Photography is always subjective, that is, until the robotic snapping of images by GSV? It is neutral, truthful, unbiased recording of 'reality'. An automated camera shot from a height of 8 ft from the middle of the street. Faces are blurred for privacy. The outcome is useful, practical; but from a different vantage point, aesthetically and philosophically interesting also - there's no 'noise' from social and cultural contexts in these images. Everything seems to be recorded, but at the same time there is "no significance accorded to anything". And it's based on this that Jon Rafman curated a new world in a new way, choosing photos and play the role of landscape photographer on one day, and family portrait maker on another.
While the images are 'detached', viewers like us still always interpret them. "Taking photos in an artless and indifferent way does not remove our tendency to see intention and purpose in images". The loneliness and anonymity inherit in the images contradict with "what we want as social beings: we want to matter; we want to count and be counted".
So how should we interpret the images? "Google does not necessarily impose their organisation of experience on us; rather their means of recording may manifest how we already structure our experience".

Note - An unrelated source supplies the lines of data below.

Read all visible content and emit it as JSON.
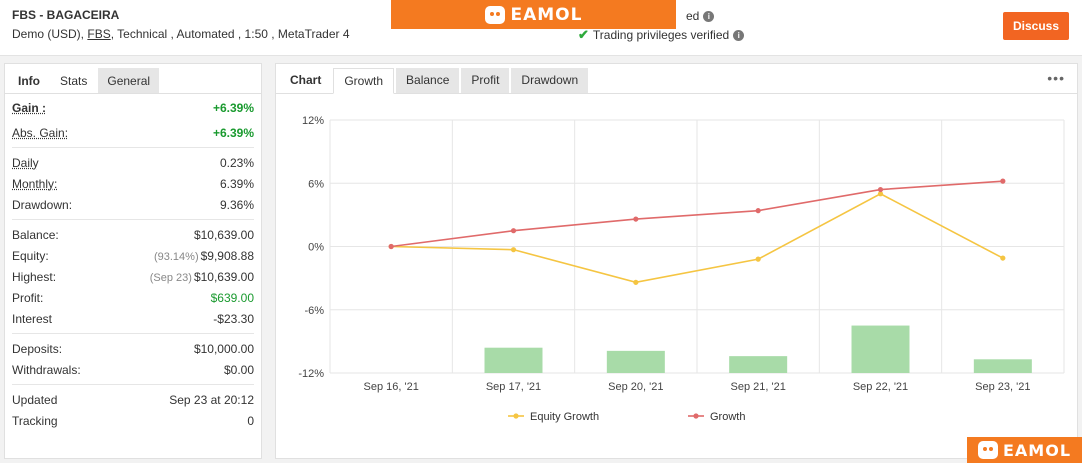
{
  "header": {
    "title": "FBS - BAGACEIRA",
    "subtitle_pre": "Demo (USD),",
    "subtitle_broker": "FBS",
    "subtitle_post": ", Technical , Automated , 1:50 , MetaTrader 4",
    "status1": "ed",
    "status2": "Trading privileges verified",
    "discuss_label": "Discuss",
    "accent": "#f26522"
  },
  "watermark": {
    "text": "EAMOL",
    "color": "#f47a20"
  },
  "left_tabs": [
    "Info",
    "Stats",
    "General"
  ],
  "stats": {
    "gain": {
      "label": "Gain :",
      "value": "+6.39%"
    },
    "abs_gain": {
      "label": "Abs. Gain:",
      "value": "+6.39%"
    },
    "daily": {
      "label": "Daily",
      "value": "0.23%"
    },
    "monthly": {
      "label": "Monthly:",
      "value": "6.39%"
    },
    "drawdown": {
      "label": "Drawdown:",
      "value": "9.36%"
    },
    "balance": {
      "label": "Balance:",
      "value": "$10,639.00"
    },
    "equity": {
      "label": "Equity:",
      "prefix": "(93.14%)",
      "value": "$9,908.88"
    },
    "highest": {
      "label": "Highest:",
      "prefix": "(Sep 23)",
      "value": "$10,639.00"
    },
    "profit": {
      "label": "Profit:",
      "value": "$639.00"
    },
    "interest": {
      "label": "Interest",
      "value": "-$23.30"
    },
    "deposits": {
      "label": "Deposits:",
      "value": "$10,000.00"
    },
    "withdrawals": {
      "label": "Withdrawals:",
      "value": "$0.00"
    },
    "updated": {
      "label": "Updated",
      "value": "Sep 23 at 20:12"
    },
    "tracking": {
      "label": "Tracking",
      "value": "0"
    }
  },
  "right_tabs": [
    "Chart",
    "Growth",
    "Balance",
    "Profit",
    "Drawdown"
  ],
  "chart_data": {
    "type": "line",
    "categories": [
      "Sep 16, '21",
      "Sep 17, '21",
      "Sep 20, '21",
      "Sep 21, '21",
      "Sep 22, '21",
      "Sep 23, '21"
    ],
    "yticks": [
      "12%",
      "6%",
      "0%",
      "-6%",
      "-12%"
    ],
    "ylim": [
      -12,
      12
    ],
    "grid": true,
    "legend_position": "bottom",
    "series": [
      {
        "name": "Equity Growth",
        "type": "line",
        "color": "#f5c542",
        "values": [
          0,
          -0.3,
          -3.4,
          -1.2,
          5.0,
          -1.1
        ]
      },
      {
        "name": "Growth",
        "type": "line",
        "color": "#e06a6a",
        "values": [
          0,
          1.5,
          2.6,
          3.4,
          5.4,
          6.2
        ]
      },
      {
        "type": "bar",
        "color": "#a8dba8",
        "values": [
          null,
          -9.6,
          -9.9,
          -10.4,
          -7.5,
          -10.7
        ]
      }
    ]
  }
}
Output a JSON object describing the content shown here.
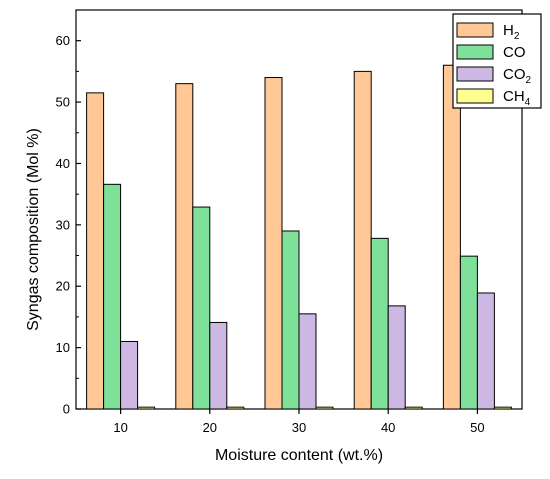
{
  "chart_data": {
    "type": "bar",
    "xlabel": "Moisture content (wt.%)",
    "ylabel": "Syngas composition (Mol %)",
    "ylim": [
      0,
      65
    ],
    "yticks": [
      0,
      10,
      20,
      30,
      40,
      50,
      60
    ],
    "categories": [
      "10",
      "20",
      "30",
      "40",
      "50"
    ],
    "series": [
      {
        "name": "H",
        "sub": "2",
        "color": "#FFC896",
        "values": [
          51.5,
          53,
          54,
          55,
          56
        ]
      },
      {
        "name": "CO",
        "sub": "",
        "color": "#7FE09A",
        "values": [
          36.6,
          32.9,
          29,
          27.8,
          24.9
        ]
      },
      {
        "name": "CO",
        "sub": "2",
        "color": "#CDB8E4",
        "values": [
          11,
          14.1,
          15.5,
          16.8,
          18.9
        ]
      },
      {
        "name": "CH",
        "sub": "4",
        "color": "#FFFF8F",
        "values": [
          0.3,
          0.3,
          0.3,
          0.3,
          0.3
        ]
      }
    ],
    "legend_position": "top-right",
    "grid": false
  }
}
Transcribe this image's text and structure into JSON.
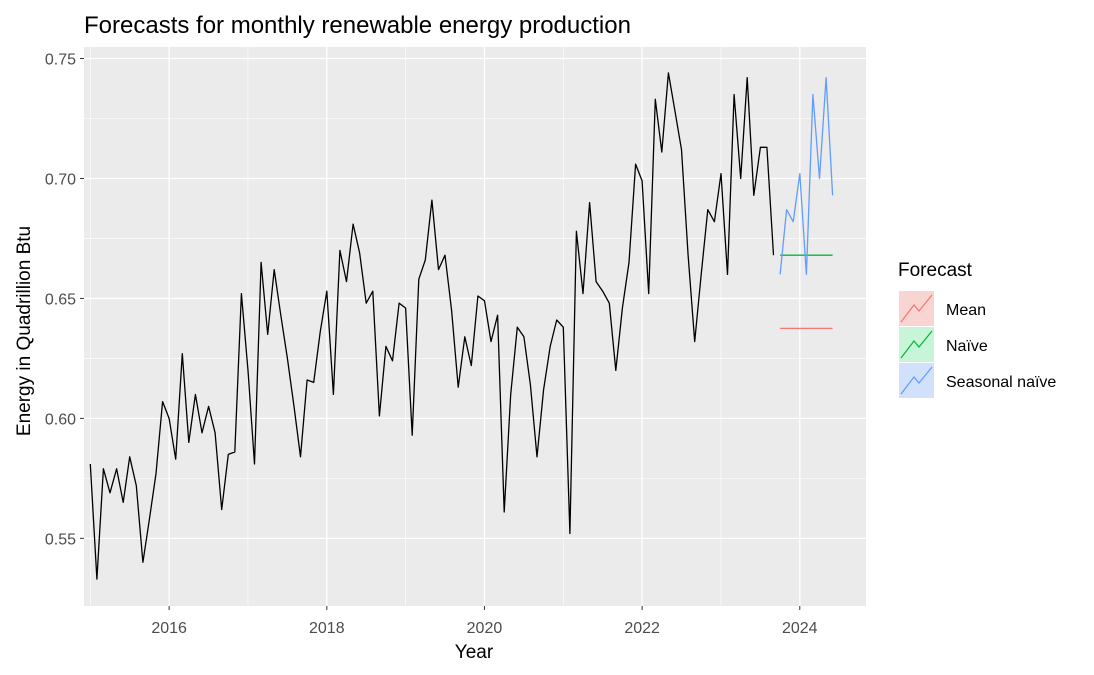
{
  "chart_data": {
    "type": "line",
    "title": "Forecasts for monthly renewable energy production",
    "xlabel": "Year",
    "ylabel": "Energy in Quadrillion Btu",
    "xlim": [
      2014.92,
      2024.84
    ],
    "ylim": [
      0.5218,
      0.7548
    ],
    "x_ticks": [
      "2016",
      "2018",
      "2020",
      "2022",
      "2024"
    ],
    "y_ticks": [
      "0.55",
      "0.60",
      "0.65",
      "0.70",
      "0.75"
    ],
    "grid": true,
    "legend": {
      "title": "Forecast",
      "position": "right",
      "entries": [
        {
          "label": "Mean",
          "color": "#F8766D"
        },
        {
          "label": "Naïve",
          "color": "#00BA38"
        },
        {
          "label": "Seasonal naïve",
          "color": "#619CFF"
        }
      ]
    },
    "observed": {
      "color": "#000000",
      "start": "2015-01",
      "values": [
        0.581,
        0.533,
        0.579,
        0.569,
        0.579,
        0.565,
        0.584,
        0.572,
        0.54,
        0.558,
        0.577,
        0.607,
        0.6,
        0.583,
        0.627,
        0.59,
        0.61,
        0.594,
        0.605,
        0.594,
        0.562,
        0.585,
        0.586,
        0.652,
        0.62,
        0.581,
        0.665,
        0.635,
        0.662,
        0.643,
        0.625,
        0.605,
        0.584,
        0.616,
        0.615,
        0.636,
        0.653,
        0.61,
        0.67,
        0.657,
        0.681,
        0.669,
        0.648,
        0.653,
        0.601,
        0.63,
        0.624,
        0.648,
        0.646,
        0.593,
        0.658,
        0.666,
        0.691,
        0.662,
        0.668,
        0.645,
        0.613,
        0.634,
        0.622,
        0.651,
        0.649,
        0.632,
        0.643,
        0.561,
        0.61,
        0.638,
        0.634,
        0.614,
        0.584,
        0.612,
        0.63,
        0.641,
        0.638,
        0.552,
        0.678,
        0.652,
        0.69,
        0.657,
        0.653,
        0.648,
        0.62,
        0.646,
        0.665,
        0.706,
        0.699,
        0.652,
        0.733,
        0.711,
        0.744,
        0.728,
        0.712,
        0.668,
        0.632,
        0.66,
        0.687,
        0.682,
        0.702,
        0.66,
        0.735,
        0.7,
        0.742,
        0.693,
        0.713,
        0.713,
        0.668
      ]
    },
    "forecasts": [
      {
        "name": "Mean",
        "color": "#F8766D",
        "start": "2023-10",
        "values": [
          0.6375,
          0.6375,
          0.6375,
          0.6375,
          0.6375,
          0.6375,
          0.6375,
          0.6375,
          0.6375
        ]
      },
      {
        "name": "Naïve",
        "color": "#00BA38",
        "start": "2023-10",
        "values": [
          0.668,
          0.668,
          0.668,
          0.668,
          0.668,
          0.668,
          0.668,
          0.668,
          0.668
        ]
      },
      {
        "name": "Seasonal naïve",
        "color": "#619CFF",
        "start": "2023-10",
        "values": [
          0.66,
          0.687,
          0.682,
          0.702,
          0.66,
          0.735,
          0.7,
          0.742,
          0.693
        ]
      }
    ]
  }
}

Rafman's challenge and critique is interesting: "these collections seek to convey contemporary experience as represented by GSV. We are bombarded by fragmentary impressions and overwhelmed with data, but we often see too much and register nothing. In the past, religion and ideologies often provided a framework to order our experience; now, Google has laid an imperial claim to organize information for us. Sergey Brin and Larry Page have compared their search engines to the mind of God and proclaimed as their corporate motto, “do no evil.” Although the Google search engine may be seen as benevolent, GSV present a universe observed by the detached gaze of an indifferent Being. Its cameras witness but do not act in history. For all Google cares, the world could be absent of moral dimension."
And indeed by 'reclaiming' these images, Rafman seeks to "reassert the significance of human gaze" and bring out the humanity once again.